Applications must work within a power budget to gain performance once freely available at each process node; fewer options will force major shifts.


By Ed Sperling

How necessary is an operating system?

That question would have been considered superfluous a decade ago, possibly even blasphemous and career-limiting. But it now is beginning to surface in low-power discussions, particularly in compute-intensive applications where performance and power are both critical. General-purpose operating systems constantly call on the processor for updates, while software written straight into the metal using Verilog or System C can be written for specific cores.

Highly parallelized applications such as search, particularly in bioinformatics, already are exploring writing applications directly into FPGAs. And heterogeneous cores may give application developers more reason to write to the chip rather than an operating system application programming interface (API).

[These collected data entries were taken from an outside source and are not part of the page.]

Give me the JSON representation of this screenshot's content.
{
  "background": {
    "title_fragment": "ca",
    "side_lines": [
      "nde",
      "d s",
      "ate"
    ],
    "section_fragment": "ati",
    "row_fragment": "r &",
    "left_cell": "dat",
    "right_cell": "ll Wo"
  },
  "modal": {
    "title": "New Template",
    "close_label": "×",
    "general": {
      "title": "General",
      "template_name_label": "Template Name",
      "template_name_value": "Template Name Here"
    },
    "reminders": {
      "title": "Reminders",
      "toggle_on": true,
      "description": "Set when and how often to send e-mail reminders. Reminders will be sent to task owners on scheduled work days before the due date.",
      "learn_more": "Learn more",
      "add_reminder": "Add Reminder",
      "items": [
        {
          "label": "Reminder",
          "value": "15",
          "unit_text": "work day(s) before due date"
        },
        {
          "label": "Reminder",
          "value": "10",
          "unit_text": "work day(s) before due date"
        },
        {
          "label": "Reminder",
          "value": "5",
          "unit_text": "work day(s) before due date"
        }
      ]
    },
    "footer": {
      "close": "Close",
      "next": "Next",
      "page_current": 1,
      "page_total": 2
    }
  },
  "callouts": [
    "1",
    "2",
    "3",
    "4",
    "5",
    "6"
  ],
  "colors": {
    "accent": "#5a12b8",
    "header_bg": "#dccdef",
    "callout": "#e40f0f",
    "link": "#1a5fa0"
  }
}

For application developers, power is as much a balancing act with performance as it is for hardware developers. While classical scaling before 90nm provided both power and performance benefits at each process node, the decision has moved largely to one or the other. For every gain in performance, there has to be a subsequent drop in power somewhere on the chip. Otherwise the clock speed cannot be improved without burning up the chip.

That has prompted software developers to look for different solutions. Even Intel, whose success was built almost entirely on tight integration with operating systems—Windows, Mac OSX and Linux—is looking at utilizing some of the cores in its future chips differently.

“There is broad agreement that we need to be able to represent the ability to do parallelism at the application level and not force everything through the operating system,” said Pat Gelsinger, senior vice president in charge of Intel’s Enterprise Group. “Any time you have a call through the operating system to get a resource—whether it’s a thread or an I/O—your application has gone away for thousands of clock cycles. You want to do that when you need something that only the operating system can give you.”

Typically the operating system acts like a layer of middleware. It makes the connections through its APIs that allow applications like Office to work together so that portions of one application can be dragged and dropped into another. But in highly parallel applications, the interactions are largely within the application rather than with other applications.

“There is an active effort to move some of this parallelism to the application level so the application programmer, given the right tools and libraries, can take advantage of that.” Gelsinger said. “Microsoft has taken steps like that recently with networking and the NPI (network programming interface) layer—moving it into the user space. Use the operating system for what you need it for, but allow parallelism to be more lightweight. Those steps are under way, and they will have great benefit. It started out as the HPC (high-performance computing) community, where they were using tens of thousands of threads.”

IBM is likewise experimenting with a thinner operating system layer for its Power architecture. Brad McCredie, chief architect of the new Power 6 chip and an IBM Fellow, said one of the first examples are hardware accelerators, which are being used to speed up applications.

“We’ve already created an architected layer in the Cell processor,” said McCredie. “It’s not exactly writing software into the metal. We gave the software programmers an architected interface, so we hid some of the messiness of the 100 gigaflop accelerator with a new generalized interface, which is OpenCL. We expect to put in multiple types of accelerators in the future.”

At some point, though, even this approach will run out of steam. McCredie said the debate inside IBM right now is when exactly that point will occur. He believes it will happen at 22nm.

“Eventually we’re going to run out of power on a chip,” he said. “The next way will be to design devices to do fewer and fewer things. That trend will happen. The question is whether we will be able to invent a more specific device that can do 80% of the workloads at less power? If it only does 10%, then no one will write a line of code for it. But if it covers 80%, then it will have much better power/performance.